Cleophas Ton J, van Marum Rob
Department of Medicine, Albert Schweitzer Hospitals, Dordrecht, The Netherlands.
Drugs Aging. 2003;20(5):313-9. doi: 10.2165/00002512-200320050-00001.
Autonomic control of blood pressure appears to decline with age giving rise to an increased risk of orthostatic hypotension and major hypotensive reactions to antihypertensive drugs. In the past few years, many workers have assessed autonomic function in the elderly and sometimes found controversial results. Baroreflex sensitivity, as measured by the steepness of the heart rate/mean pressure curve, decreases with age. However, this phenomenon does not correlate well with orthostatic impairment. Sympathetic dysfunction might be more responsible for syncopal symptoms in the elderly, a finding supported by the fact that elderly with orthostatic symptoms never collapse within a few seconds, but do so after 1 or more minutes of standing. However, the results of sympathetic function testing in the elderly indicate that sympathetic function in most elderly is not impaired and that sympathetic activity, as measured by circulating levels of catecholamines, is usually increased rather than decreased. In various populations with increased sympathetic activity, but not in the elderly, beta-adrenoceptor antagonists (beta-blockers) have been demonstrated to cause pressor effects, presumably due to alpha-adrenoceptor-mediated vasoconstriction unopposed by beta-receptor-mediated vasodilation. In the past year, large studies have been completed indicating that the same is true for the elderly, and that the depressor effect on pulse pressure upon standing in this category of patients can be offset and turned into a pressor effect by long-term beta-blocker treatment. This phenomenon could not be demonstrated with non-beta-blocker antihypertensive drugs, including ACE inhibitors, calcium channel antagonists, diuretics and angiotensin II receptor antagonists. In elderly patients beta-blockers may, therefore, be the most appropriate antihypertensive agents as they protect the elderly from orthostatic impairment.

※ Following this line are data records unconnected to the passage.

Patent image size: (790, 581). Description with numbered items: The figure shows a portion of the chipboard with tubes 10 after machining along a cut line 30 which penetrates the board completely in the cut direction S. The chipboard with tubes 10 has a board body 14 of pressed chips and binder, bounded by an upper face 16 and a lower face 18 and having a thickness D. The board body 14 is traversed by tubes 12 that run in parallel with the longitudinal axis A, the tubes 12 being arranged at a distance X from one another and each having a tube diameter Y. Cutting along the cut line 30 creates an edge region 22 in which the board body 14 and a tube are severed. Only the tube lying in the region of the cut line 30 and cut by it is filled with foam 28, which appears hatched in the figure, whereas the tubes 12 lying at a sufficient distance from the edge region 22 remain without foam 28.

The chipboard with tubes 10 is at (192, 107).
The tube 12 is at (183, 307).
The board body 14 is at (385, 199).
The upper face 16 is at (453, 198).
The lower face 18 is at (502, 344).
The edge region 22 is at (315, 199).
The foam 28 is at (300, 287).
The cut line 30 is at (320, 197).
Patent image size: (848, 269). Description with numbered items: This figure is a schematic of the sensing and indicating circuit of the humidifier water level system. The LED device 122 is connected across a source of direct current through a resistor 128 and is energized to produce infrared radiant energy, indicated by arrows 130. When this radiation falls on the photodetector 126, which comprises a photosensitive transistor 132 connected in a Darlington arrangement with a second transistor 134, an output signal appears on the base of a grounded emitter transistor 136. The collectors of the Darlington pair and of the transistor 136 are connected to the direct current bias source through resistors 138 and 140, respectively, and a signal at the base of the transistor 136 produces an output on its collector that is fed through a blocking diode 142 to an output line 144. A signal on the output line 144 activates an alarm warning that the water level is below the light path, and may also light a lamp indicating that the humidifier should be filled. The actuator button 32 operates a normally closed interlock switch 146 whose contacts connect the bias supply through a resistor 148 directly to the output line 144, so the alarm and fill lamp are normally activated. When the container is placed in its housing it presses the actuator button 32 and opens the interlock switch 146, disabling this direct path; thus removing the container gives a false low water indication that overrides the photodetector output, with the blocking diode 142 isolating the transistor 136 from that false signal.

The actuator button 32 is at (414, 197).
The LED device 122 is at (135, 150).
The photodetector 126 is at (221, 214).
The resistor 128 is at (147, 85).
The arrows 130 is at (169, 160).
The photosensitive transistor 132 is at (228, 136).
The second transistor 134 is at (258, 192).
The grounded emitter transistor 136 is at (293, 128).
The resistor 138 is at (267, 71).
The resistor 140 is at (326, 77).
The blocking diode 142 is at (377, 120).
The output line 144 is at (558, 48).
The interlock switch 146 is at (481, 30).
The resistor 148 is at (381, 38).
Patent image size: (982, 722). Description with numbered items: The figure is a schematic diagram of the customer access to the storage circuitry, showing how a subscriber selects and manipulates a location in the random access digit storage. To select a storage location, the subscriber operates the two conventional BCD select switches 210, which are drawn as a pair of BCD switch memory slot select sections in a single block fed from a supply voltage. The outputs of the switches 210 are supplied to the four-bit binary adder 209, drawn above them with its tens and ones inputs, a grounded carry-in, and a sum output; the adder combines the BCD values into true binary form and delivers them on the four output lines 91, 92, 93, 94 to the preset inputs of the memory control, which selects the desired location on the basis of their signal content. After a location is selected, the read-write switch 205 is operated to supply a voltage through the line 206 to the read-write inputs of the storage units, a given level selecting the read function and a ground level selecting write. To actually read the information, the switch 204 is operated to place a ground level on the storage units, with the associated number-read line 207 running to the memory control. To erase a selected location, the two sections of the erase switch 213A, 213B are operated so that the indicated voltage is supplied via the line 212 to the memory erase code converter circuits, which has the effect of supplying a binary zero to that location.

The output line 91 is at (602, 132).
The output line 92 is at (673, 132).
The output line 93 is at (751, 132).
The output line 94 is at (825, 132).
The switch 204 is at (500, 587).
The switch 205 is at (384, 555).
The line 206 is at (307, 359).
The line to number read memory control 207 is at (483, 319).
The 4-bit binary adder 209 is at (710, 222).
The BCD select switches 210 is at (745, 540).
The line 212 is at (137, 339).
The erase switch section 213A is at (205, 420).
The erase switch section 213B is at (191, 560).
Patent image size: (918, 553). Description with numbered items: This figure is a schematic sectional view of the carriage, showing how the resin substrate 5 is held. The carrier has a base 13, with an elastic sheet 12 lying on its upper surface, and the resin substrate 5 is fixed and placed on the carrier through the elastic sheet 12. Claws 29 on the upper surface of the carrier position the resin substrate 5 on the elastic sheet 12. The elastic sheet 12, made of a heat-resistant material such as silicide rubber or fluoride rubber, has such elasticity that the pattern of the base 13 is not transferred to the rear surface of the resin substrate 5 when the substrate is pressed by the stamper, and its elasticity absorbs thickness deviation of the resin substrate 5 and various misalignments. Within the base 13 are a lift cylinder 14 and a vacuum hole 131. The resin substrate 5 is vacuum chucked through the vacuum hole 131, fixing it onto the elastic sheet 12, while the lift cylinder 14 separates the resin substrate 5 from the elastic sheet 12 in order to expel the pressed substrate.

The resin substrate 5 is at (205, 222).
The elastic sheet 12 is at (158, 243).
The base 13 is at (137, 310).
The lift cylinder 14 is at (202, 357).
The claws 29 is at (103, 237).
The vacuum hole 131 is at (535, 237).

血压的自主控制能力似乎会随着年龄的增长而下降,从而增加了体位性低血压以及对抗高血压药物出现严重降压反应的风险。在过去几年中,许多研究人员对老年人的自主功能进行了评估,有时会得出有争议的结果。通过心率/平均压力曲线的斜率来衡量的压力反射敏感性会随着年龄的增长而降低。然而,这种现象与体位性损伤的相关性并不强。交感神经功能障碍可能是老年人晕厥症状的更主要原因,这一发现得到了以下事实的支持:有体位性症状的老年人不会在几秒钟内晕倒,而是在站立1分钟或更长时间后才会晕倒。然而,对老年人交感神经功能测试的结果表明,大多数老年人的交感神经功能并未受损,而且通过儿茶酚胺循环水平来衡量的交感神经活动通常是增加而非减少。在交感神经活动增加的各类人群中(但不是老年人),β-肾上腺素能受体拮抗剂(β-阻滞剂)已被证明会引起升压作用,这可能是由于α-肾上腺素能受体介导的血管收缩未受到β-受体介导的血管舒张的对抗。在过去一年中,大型研究已经完成,结果表明老年人也是如此,而且长期使用β-阻滞剂治疗可以抵消这类患者站立时脉压的降压作用,并使其转变为升压作用。包括血管紧张素转换酶抑制剂、钙通道拮抗剂、利尿剂和血管紧张素II受体拮抗剂在内的非β-阻滞剂类抗高血压药物并未出现这种现象。因此,在老年患者中,β-阻滞剂可能是最合适的抗高血压药物,因为它们可以保护老年人免受体位性损伤。